Instances of abuse of such police powers are not few, they are many. And there is no end in sight, because the typical citizen is quite ignorant and apathetic about the loss of these rights, as long as it is happening to “those others.” (the terrorists, the illegal aliens, the pedophiles, the smut peddlers, the atheists, the communists, the fascists, the war resisters, the union organizers, the abortionists and anyone who could be accused of being in sympathy with them.

The very fact that I say these things puts me at potential risk, as soon as the government has time for me. As soon as the wrong bureaucrat notices me. Not because I am an enemy combatant. I am not. Not even because I am a partisan of the subversive philosophies of a hostile foriegn power.

Can or will the Supreme Court protect me? Perhaps. But should I be betting my life and liberty on it? Not at the moment. I don’t really have much choice though. Nor do any of us.

3 comments:

Unknown said...

There is something strange about privacy. Many people seem content to make it public knowledge their birthdays, relationship pattens, hangouts, activities, residence, phone numbers, etc. I liken the loss of privacy and freedom to the story about the apple, the snake, and the first two humans. Or perhaps the blue apple, the prince, and the seven short people. At first, the apple seems quite enchanting, tasty, and safe.. not to mention convenient. In this instance the majority have not fallen ill... but the difference in the modern apple is that the poison may not have such a noticeable effect as sleep or mortality...yet that does not mean it is any less severe.

I am not saying that any making of personal information public knowledge is the actual bad action. The crux of the previous example is that the information was made public by choice rather than compulsion. What concerns me is how to draw the various lines between compulsion, freedom, and trickery.

In my opinion, the best course of action is to always hold the government in a critcal, mistrusting eye. It may not be the brightest outlook, but those holding such an outlook will not be the first to be misled into signing agreeably to their execution in return for security from terror and fear.

Anonymous said...

"...but those holding such an outlook will not be the first to be misled into signing agreeably to their execution in return for security from terror and fear." [excerpt from adam's comment]

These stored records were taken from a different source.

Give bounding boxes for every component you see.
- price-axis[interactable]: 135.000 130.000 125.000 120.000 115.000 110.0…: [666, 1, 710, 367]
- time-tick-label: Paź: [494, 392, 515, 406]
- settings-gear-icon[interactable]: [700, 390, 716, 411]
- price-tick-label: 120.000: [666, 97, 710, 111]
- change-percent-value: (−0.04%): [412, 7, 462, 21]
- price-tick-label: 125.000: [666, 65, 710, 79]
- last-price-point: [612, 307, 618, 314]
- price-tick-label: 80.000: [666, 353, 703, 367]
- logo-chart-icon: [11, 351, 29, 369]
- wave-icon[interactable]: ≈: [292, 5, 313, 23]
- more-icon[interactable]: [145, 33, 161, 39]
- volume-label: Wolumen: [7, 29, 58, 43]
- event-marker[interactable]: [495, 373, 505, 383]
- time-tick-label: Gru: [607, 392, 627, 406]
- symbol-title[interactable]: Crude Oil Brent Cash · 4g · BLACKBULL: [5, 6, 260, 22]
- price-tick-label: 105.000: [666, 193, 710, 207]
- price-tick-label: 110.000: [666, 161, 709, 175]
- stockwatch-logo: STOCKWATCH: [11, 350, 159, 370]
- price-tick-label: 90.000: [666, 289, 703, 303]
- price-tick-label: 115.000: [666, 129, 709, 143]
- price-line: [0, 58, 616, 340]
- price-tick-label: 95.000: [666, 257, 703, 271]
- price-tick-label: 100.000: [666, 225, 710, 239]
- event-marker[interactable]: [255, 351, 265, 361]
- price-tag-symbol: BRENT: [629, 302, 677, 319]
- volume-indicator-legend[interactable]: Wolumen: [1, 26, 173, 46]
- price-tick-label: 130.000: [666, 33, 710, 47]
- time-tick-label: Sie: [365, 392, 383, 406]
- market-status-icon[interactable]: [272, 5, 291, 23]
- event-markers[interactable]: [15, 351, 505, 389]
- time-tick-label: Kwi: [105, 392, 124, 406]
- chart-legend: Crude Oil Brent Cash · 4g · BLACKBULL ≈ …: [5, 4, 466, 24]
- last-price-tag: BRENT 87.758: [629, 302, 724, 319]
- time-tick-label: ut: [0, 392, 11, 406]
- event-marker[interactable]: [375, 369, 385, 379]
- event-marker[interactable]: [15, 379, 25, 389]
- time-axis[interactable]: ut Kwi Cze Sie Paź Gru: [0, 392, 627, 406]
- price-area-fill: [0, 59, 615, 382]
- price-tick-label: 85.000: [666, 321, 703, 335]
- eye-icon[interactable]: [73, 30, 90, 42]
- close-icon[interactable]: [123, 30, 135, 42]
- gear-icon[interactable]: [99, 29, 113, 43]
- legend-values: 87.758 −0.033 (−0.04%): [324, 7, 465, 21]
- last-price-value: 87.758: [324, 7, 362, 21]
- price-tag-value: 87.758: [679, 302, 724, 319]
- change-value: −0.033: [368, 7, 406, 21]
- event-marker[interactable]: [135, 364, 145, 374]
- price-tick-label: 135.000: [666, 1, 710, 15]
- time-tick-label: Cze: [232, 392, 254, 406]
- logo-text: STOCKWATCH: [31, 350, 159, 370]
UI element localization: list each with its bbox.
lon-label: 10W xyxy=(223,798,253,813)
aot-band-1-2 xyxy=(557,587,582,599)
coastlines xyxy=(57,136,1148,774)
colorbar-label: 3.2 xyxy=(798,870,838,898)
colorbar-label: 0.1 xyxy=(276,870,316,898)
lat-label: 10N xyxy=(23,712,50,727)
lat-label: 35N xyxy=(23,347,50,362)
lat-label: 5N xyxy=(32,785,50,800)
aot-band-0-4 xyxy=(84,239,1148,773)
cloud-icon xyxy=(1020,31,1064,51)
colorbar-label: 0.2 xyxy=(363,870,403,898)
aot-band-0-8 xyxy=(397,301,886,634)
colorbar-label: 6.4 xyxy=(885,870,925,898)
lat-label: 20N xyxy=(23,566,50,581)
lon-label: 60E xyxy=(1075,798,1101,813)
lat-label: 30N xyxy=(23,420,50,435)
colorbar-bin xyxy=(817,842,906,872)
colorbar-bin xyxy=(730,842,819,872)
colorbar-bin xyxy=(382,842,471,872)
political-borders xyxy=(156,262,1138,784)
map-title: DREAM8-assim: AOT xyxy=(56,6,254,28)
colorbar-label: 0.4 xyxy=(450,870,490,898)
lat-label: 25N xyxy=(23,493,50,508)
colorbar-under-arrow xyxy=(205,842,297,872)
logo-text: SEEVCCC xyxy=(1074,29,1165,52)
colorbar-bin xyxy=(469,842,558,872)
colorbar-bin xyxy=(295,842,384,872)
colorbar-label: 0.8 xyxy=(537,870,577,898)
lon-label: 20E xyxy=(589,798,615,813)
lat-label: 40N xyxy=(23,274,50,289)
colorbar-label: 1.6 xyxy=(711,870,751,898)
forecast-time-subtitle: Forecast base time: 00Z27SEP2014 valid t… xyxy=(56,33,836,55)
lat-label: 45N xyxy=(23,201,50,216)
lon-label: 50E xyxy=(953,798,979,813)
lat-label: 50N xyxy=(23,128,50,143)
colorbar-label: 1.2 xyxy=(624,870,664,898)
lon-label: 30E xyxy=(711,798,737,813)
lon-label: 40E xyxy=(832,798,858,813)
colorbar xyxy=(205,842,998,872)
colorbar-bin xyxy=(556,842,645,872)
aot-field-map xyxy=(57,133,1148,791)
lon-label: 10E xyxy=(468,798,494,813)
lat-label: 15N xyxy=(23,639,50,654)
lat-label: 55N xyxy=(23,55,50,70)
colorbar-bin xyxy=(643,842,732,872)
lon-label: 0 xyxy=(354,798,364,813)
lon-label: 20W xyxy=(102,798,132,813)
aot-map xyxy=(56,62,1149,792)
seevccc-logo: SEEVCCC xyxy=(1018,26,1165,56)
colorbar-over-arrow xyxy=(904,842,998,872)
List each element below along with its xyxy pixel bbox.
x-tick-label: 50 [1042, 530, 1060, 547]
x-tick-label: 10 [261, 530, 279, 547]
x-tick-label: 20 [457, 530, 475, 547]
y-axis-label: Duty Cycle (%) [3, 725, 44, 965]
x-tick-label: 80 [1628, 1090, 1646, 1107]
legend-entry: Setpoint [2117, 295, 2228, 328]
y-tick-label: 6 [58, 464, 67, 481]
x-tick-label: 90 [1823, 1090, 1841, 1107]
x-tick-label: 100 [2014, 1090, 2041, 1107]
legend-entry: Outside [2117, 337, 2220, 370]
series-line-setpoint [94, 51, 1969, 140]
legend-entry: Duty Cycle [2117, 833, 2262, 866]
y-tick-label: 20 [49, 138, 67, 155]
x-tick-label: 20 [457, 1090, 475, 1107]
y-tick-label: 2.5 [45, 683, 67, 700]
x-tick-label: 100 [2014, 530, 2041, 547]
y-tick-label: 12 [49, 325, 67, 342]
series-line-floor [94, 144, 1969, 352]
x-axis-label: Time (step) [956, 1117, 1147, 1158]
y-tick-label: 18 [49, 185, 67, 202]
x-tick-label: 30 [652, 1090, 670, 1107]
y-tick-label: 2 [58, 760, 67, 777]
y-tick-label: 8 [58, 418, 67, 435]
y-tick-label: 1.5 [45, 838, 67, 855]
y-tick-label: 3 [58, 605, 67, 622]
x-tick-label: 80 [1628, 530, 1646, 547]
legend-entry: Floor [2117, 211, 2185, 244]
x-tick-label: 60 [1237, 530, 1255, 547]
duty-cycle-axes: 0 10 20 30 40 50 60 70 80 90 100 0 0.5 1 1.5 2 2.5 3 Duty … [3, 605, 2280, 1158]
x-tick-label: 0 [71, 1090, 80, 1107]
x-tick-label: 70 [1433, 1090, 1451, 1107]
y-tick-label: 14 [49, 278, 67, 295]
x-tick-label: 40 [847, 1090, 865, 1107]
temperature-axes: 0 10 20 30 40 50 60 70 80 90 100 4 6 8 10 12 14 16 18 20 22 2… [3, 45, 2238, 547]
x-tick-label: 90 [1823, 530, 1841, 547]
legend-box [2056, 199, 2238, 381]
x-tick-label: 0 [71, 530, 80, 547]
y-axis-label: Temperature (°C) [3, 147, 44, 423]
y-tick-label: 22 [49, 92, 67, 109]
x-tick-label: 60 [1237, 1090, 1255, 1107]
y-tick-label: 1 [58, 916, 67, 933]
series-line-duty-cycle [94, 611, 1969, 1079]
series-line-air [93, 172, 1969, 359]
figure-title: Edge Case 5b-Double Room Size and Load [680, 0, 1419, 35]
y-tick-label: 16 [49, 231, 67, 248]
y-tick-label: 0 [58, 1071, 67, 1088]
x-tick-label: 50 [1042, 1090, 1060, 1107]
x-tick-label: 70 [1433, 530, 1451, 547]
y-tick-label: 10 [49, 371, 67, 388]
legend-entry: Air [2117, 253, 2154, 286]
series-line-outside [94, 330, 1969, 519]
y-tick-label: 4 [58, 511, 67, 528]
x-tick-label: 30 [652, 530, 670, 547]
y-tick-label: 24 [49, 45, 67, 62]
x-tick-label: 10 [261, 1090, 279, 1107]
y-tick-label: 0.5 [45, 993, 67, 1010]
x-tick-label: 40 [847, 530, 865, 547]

Nicely put adam. One famous American founding father would also agree, since he is quoted as saying:

"Those who would sacrifice freedom for security deserve neither."
-Bejamin Franklin

Anthropositor said...

Adam & Lox
Interesting comments. The aphorisms of Ben Franklin are almost always food for thought.

Remember Adam, check your spelling. If a letter is left out of a word or two I can't edit from here. I would have added two letters and smoothed out the syntax of one phrase, but my choices are limited to publish or reject. Of course it is the thought that counts, but we like to dress for company around here.

And a general comment to other folks. I am inclined to publish all reasoned comments, including those that diverge sharply from mine. Perhaps even especially those that oppose my perspectives.

And for others who feel moved to say something, I do have a certain prejudice against OMG or IMHO or w/ when "with" should be used. These things stop the reader in his tracks and the smooth flow of the idea is interrupted. I'm not asking perfection here. I accidentally leave a letter out now and then or sprinkle a comma where it is not required, or use their when I mean there. But I can fix it later.

At this point I don't even think there is a way of deleting the comment of another person, once it has been published. except by deleting the entire thread.

And some of you may have a worthwhile comment or inspiration that is not a response to what has already been said on the blog. Just put it in the thread;
What's The Big Idea?.
(Turns out that I can delete and replace the comment and then delete the deletion notice, but it takes a while. I think I’ll just be careful.)